Souvent présenté comme un ingrédient raffiné et riche en bienfaits, le champignon morille occupe une place de choix dans la gastronomie. Dans un village des Alpes françaises, sa dangereuse cousine, la fausse morille, pourrait toutefois être liée à un nombre inhabituellement élevé de cas de sclérose latérale amyotrophique (SLA), aussi connue sous le nom de maladie de Lou Gehrig. Une enquête scientifique met aujourd’hui en lumière ce lien potentiel, alimentant un débat sur la sécurité de certains aliments sauvages.
Un mets recherché… et un sosie toxique
La vraie morille est un champignon de luxe, apprécié dans la haute cuisine pour son goût subtil et sa rareté saisonnière. Faible en graisses, riche en vitamine D et souvent intégré à des régimes équilibrés, il est considéré comme un aliment sain lorsqu’il est bien préparé. Son sosie, la fausse morille (Gyromitra), est en revanche issue d’une autre famille de champignons et contient des composés toxiques appelés hydrazines. Mal cuisinée ou consommée en grande quantité, elle peut provoquer des troubles digestifs, des lésions au foie, des atteintes neurologiques, voire des complications graves.
Le mystère de Montchavin
C’est dans le village de Montchavin, en Savoie, que le signal d’alerte a été donné. Sur une période d’environ 10 ans, 16 cas de SLA y ont été recensés, alors que la population permanente compte seulement 200 habitants. Comme l’explique Knowable Magazine, ce taux est nettement supérieur à la moyenne mondiale, estimée à 2 à 3 diagnostics pour 100 000 habitants par an.
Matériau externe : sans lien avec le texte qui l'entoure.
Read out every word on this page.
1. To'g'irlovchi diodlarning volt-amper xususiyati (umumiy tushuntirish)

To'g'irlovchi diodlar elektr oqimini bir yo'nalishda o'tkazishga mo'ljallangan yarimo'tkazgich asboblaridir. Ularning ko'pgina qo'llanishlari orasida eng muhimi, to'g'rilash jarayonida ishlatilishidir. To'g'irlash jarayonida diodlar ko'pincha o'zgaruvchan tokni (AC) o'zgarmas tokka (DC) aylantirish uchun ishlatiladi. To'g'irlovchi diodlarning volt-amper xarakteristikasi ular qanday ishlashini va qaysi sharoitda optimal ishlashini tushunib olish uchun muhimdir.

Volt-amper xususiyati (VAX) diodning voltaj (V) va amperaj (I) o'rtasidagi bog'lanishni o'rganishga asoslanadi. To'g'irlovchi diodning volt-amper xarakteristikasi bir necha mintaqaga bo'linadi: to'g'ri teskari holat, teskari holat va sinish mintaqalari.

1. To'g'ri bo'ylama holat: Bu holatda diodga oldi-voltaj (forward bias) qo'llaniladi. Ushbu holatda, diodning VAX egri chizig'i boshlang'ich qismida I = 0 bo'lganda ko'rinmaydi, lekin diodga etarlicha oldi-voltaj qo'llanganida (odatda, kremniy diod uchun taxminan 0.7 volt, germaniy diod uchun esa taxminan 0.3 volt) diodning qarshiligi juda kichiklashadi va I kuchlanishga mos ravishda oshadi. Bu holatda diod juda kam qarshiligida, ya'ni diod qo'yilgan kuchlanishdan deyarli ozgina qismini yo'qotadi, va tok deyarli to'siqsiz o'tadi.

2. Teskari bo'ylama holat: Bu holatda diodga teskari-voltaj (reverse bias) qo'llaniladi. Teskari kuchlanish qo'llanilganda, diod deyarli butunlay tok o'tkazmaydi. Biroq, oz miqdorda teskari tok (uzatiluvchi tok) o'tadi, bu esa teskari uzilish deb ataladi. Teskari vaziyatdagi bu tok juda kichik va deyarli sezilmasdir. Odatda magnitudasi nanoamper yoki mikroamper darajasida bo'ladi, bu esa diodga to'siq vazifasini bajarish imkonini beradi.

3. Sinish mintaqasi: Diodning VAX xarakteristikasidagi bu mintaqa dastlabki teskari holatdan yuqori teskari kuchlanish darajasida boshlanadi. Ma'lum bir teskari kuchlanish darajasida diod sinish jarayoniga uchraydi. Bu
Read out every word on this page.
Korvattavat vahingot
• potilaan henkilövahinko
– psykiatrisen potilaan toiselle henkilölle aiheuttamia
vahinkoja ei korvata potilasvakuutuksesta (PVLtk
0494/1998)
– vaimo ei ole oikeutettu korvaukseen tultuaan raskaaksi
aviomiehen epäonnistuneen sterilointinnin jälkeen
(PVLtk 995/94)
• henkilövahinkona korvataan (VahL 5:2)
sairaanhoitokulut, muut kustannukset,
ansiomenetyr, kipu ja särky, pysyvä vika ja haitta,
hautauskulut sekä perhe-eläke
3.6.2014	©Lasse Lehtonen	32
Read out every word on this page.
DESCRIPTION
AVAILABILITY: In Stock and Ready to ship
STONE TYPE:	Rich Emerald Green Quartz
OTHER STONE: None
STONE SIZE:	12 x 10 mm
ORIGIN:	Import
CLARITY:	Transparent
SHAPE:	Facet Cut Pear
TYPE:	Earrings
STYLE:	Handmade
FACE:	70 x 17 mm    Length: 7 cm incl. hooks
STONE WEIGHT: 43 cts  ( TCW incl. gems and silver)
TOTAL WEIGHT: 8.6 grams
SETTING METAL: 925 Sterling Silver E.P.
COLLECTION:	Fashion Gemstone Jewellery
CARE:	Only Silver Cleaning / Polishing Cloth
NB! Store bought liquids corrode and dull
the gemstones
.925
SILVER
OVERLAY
L’enquête a été menée par la neurologue Emmeline Lagrange, de l’hôpital universitaire de Grenoble. Après avoir examiné plusieurs patients, elle a remarqué un point commun : tous avaient consommé régulièrement des fausses morilles, parfois pendant plus de 20 ans, persuadés qu’elles possédaient des vertus « rajeunissantes ».
Des superstitions locales à la table
Selon les témoignages recueillis, certains habitants faisaient partie de groupes privés de cueilleurs, partageant entre eux leurs récoltes. La consommation de fausses morilles est pourtant interdite en France en raison de leur toxicité, mais la tradition culinaire locale semble avoir contribué à leur maintien sur certaines tables.
Des similarités avec d’autres épidémies alimentaires
La neurologue Emmeline Lagrange a partagé ses observations avec le neuroscientifique Peter Spencer, spécialiste des liens entre alimentation et maladies neurodégénératives. Peter Spencer avait déjà étudié un cas similaire à Guam, où la consommation de graines de cycas, contenant une toxine proche de celle des fausses morilles, avait été associée à une forme locale de SLA et de démence. Le point commun : la transformation dans l’organisme de ces toxines en substances capables d’endommager les cellules nerveuses.
Une enquête encore en cours
Pour vérifier l’hypothèse, les chercheurs ont comparé l’historique alimentaire des personnes atteintes de SLA avec celui de 48 habitants non malades. Résultat : tous les cas confirmés de SLA avaient un passé de consommation de fausses morilles, contre aucun dans le groupe témoin. Si ce lien est fort, les scientifiques soulignent qu’il reste à confirmer par d’autres études et que de nombreux facteurs environnementaux ou génétiques peuvent également intervenir.
La toxicité des fausses morilles est documentée dans plusieurs pays. En Finlande, elles figurent même sur des timbres commémoratifs, mais leur consommation est strictement encadrée : elles doivent être bouillies à plusieurs reprises et rincées avant d’être servies, même dans les restaurants étoilés. Aux États-Unis, des intoxications ont été recensées, parfois avec des symptômes graves. L’affaire de Montchavin rappelle que même un aliment présenté comme « naturel » ou « sain » peut présenter des risques lorsqu’il est mal identifié ou préparé. En attendant les conclusions définitives des recherches, la prudence reste de mise.